Already at an early age, Wilfredo’s talents as an artist were becoming recognized. By the age of 14, he had enrolled at Havana’s fine arts institution, Escuela de Bellas Artes. Two years later his work began to come into the public eye through the various exhibitions initiated by Havana’s sculptor and painters association. During this time, Lam primarily worked in still life and landscapes.
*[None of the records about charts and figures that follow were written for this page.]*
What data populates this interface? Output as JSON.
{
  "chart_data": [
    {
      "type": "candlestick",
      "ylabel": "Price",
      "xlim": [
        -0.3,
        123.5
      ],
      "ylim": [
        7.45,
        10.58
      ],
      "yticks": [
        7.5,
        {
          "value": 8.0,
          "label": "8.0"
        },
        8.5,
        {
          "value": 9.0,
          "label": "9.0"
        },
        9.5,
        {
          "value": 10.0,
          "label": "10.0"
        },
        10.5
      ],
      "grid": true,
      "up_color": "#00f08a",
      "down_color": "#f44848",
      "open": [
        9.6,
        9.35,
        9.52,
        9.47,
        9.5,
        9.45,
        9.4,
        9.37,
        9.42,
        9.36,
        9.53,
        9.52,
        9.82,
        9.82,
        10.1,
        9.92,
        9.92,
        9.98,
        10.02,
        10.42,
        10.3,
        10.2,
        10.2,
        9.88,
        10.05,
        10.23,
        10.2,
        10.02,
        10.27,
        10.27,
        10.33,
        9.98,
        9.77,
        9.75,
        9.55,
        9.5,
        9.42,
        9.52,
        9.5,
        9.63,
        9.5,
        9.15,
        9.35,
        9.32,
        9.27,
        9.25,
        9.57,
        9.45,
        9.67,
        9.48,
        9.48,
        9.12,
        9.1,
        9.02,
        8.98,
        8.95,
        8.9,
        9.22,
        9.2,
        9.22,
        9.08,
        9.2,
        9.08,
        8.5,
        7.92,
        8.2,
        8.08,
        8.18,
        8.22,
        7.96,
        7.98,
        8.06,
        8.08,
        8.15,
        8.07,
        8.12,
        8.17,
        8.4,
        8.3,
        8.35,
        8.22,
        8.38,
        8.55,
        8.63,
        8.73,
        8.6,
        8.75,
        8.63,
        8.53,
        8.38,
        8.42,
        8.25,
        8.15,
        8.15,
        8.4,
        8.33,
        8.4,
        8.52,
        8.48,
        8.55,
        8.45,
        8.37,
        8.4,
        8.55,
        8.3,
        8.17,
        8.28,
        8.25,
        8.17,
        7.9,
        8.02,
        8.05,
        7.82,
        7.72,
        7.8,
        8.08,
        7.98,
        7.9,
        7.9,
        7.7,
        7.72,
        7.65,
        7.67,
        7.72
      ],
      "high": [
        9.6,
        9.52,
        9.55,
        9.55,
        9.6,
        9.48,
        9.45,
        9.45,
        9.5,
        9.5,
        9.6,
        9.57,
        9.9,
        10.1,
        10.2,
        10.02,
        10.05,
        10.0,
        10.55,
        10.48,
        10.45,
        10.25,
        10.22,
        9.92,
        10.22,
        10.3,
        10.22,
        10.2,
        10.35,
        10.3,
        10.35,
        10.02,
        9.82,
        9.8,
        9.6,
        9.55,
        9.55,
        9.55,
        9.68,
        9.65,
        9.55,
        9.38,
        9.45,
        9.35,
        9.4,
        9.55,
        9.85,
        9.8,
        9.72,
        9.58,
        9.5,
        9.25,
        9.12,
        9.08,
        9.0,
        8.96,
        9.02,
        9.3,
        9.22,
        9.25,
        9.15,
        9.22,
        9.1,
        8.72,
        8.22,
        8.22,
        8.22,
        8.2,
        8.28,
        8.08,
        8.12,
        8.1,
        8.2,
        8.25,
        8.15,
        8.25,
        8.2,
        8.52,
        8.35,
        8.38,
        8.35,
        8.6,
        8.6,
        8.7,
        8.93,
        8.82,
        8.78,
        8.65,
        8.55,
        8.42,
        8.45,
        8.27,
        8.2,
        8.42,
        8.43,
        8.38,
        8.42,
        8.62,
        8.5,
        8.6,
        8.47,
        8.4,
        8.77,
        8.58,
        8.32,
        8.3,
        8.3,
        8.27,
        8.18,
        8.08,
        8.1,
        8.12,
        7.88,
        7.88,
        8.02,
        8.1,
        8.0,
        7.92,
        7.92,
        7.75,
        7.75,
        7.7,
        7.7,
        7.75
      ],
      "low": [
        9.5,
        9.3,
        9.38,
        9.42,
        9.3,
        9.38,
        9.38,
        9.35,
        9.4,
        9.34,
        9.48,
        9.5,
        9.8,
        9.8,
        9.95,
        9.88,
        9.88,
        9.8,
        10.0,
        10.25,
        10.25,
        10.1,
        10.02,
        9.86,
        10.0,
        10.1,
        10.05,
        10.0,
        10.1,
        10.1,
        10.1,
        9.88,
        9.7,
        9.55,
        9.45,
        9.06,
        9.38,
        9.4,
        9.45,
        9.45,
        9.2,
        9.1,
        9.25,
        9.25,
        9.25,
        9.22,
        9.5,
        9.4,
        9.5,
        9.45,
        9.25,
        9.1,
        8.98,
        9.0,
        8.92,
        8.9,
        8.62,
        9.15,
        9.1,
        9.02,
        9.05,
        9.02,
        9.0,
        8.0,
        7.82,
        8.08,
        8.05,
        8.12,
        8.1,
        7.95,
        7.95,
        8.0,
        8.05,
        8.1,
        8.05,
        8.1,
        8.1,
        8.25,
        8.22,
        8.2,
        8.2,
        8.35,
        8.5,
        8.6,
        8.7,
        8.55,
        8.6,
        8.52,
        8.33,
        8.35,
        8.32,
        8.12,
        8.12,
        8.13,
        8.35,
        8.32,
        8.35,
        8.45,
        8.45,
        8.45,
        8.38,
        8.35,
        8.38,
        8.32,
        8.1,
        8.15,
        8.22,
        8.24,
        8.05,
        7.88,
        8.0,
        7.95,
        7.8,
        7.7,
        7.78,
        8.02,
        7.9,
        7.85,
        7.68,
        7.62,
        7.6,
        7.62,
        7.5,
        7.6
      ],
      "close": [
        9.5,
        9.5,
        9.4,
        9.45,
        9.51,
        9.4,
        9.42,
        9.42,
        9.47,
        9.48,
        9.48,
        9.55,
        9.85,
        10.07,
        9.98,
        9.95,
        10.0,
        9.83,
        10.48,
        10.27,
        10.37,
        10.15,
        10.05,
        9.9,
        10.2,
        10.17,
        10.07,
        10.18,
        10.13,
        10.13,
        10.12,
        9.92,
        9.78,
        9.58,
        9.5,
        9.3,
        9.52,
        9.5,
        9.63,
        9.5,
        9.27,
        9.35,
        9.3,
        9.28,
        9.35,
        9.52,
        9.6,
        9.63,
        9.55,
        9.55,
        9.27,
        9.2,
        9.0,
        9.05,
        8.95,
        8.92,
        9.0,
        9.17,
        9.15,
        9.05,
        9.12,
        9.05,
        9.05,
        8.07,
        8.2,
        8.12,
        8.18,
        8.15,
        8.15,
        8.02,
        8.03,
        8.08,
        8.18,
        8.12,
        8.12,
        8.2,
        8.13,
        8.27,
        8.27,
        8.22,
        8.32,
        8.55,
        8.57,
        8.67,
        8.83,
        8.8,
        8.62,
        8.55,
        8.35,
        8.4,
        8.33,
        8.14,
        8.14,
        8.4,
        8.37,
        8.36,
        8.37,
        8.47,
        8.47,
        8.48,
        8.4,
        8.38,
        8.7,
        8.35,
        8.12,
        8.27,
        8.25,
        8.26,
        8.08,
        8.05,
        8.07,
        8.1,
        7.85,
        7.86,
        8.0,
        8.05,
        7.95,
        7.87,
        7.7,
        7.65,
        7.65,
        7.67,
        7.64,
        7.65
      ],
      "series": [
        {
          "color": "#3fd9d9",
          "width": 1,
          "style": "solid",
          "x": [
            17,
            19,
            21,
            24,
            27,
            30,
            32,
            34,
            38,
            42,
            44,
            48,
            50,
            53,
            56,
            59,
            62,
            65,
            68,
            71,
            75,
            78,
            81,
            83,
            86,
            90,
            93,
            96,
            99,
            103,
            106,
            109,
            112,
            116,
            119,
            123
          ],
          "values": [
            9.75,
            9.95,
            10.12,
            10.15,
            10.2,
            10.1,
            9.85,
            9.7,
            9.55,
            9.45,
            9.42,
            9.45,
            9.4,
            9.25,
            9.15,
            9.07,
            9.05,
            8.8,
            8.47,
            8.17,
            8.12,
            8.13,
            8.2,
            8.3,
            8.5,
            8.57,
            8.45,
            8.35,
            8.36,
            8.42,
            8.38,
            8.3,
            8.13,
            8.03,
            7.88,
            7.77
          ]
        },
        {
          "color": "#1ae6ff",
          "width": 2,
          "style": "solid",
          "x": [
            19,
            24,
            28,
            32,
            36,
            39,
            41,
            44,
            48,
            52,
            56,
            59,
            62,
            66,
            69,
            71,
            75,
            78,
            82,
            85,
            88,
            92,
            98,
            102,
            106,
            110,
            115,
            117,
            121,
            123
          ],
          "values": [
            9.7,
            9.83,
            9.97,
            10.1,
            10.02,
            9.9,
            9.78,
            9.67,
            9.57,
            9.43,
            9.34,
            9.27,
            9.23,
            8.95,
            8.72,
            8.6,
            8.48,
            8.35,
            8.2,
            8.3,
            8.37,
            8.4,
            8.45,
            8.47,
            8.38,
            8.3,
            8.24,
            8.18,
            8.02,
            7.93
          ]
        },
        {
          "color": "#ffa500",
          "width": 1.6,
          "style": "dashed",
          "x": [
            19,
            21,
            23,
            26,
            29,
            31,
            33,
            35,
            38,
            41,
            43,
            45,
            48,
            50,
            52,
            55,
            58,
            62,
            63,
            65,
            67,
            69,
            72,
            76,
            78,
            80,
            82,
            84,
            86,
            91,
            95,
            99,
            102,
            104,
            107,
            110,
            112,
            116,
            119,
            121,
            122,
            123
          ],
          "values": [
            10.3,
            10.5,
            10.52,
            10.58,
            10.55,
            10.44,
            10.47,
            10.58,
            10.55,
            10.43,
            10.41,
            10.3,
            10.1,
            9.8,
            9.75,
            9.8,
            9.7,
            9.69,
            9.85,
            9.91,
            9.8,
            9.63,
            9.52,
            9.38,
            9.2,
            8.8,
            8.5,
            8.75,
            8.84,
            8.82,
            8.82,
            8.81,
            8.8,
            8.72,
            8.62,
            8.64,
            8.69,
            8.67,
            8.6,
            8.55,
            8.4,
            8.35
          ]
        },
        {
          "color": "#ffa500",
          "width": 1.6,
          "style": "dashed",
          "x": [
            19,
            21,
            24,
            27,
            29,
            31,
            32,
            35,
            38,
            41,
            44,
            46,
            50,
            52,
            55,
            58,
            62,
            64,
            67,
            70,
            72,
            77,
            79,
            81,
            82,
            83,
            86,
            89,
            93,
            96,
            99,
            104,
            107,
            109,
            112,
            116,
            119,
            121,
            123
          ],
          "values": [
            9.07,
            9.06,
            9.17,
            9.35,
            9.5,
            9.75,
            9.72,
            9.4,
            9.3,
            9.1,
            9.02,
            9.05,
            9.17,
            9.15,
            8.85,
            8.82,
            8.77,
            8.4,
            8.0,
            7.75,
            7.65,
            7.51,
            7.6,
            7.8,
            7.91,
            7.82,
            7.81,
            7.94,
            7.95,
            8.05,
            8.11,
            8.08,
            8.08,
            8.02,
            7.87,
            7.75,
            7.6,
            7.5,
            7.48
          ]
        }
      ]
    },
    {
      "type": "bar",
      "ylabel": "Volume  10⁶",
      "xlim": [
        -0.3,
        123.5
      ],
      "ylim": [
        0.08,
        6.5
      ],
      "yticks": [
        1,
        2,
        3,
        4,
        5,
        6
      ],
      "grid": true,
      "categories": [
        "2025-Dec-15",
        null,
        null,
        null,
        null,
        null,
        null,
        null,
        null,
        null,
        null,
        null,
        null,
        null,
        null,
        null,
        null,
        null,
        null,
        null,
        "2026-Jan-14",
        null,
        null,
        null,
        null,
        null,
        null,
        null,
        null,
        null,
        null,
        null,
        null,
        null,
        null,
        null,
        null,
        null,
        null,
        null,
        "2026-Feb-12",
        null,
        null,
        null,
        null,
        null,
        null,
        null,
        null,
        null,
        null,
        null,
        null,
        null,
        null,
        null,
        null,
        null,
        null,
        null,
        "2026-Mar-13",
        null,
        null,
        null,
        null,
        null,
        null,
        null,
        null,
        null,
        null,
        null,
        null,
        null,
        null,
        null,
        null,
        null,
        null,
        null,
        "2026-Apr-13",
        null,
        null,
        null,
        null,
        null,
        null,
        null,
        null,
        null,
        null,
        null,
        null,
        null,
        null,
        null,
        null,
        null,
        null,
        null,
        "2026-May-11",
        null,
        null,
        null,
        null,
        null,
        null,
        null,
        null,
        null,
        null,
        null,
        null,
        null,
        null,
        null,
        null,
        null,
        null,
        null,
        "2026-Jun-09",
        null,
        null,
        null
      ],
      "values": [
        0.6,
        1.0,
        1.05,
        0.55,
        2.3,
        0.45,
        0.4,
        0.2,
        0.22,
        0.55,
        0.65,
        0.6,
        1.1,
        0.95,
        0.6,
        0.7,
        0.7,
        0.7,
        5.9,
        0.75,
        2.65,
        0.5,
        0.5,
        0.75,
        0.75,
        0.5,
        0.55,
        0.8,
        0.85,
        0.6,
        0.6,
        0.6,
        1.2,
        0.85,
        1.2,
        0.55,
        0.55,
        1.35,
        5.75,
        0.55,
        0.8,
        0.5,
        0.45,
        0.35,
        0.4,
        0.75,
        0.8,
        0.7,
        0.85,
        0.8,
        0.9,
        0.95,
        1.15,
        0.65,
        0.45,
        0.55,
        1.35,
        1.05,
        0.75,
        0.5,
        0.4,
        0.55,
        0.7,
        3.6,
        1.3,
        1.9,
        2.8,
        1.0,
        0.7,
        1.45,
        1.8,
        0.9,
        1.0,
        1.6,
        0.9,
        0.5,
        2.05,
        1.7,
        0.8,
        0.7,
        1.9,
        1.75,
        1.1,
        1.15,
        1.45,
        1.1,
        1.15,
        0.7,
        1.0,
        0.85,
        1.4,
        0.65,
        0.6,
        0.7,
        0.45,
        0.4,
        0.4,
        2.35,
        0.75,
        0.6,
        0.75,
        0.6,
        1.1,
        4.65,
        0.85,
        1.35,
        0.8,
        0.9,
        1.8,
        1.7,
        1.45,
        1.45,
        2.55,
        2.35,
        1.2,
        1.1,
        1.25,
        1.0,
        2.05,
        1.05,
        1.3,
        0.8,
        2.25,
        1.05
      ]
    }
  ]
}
By 1923, Lam had decided to further his arts education in Europe, traveling to Spain and becoming a student of Salvador Dali’s former instructor, Fernando Alvarez de Sotomayor. During his fifteen year stay in Spain, Lam visited various parts of the Spanish peninsula and experimented in various genres from cubism to surrealism. Influences included the French painter Henry Matisse and Spain’s Pablo Picasso. The latter would help shape both Lam’s artistic work and political leanings, and would be responsible for encouraging Lam’s interest in African art and tribal masks. With the advent of civil war in Spain, Lam sought to fight on the Republican side but eventually left the country by 1938.
Upon arriving in Paris that same year, Lam was introduced to the city’s art community and was invited to display his work at a solo show at the Galerie Pierre Loeb. His stay in France, however, was cut short with the arrival of Nazi troops and World War II. His departure was part of a larger exodus of artists and intellectuals to the island of Martinique. The subsequent move back to the Caribbean initiated a rediscovery of Lam’s Afro-Cuban background of which his 1943 painting, La Jungla, exemplifies. With its mixed sensibilities, Lam’s La Jungla and later work documented and expressed Cuban landscapes, African mythologies, and Caribbean spirit. He celebrated his first solo show in Havana in 1946 and won a national prize in 1951. After 1946, his paintings took on a more solemn tone as demonstrated in La Boda (1976) and are most attributed to his interest in the hybrid Haitian religion of Santeria.
Lam continued his travels through the 1950s and 60s, finally settling in Europe and establishing a studio in Italy. Featured in both in the Americas and European continent, Lam’s works have won numerous awards and drawn acclaim for its bold and striking features. He died on September 11, 1982 in Paris.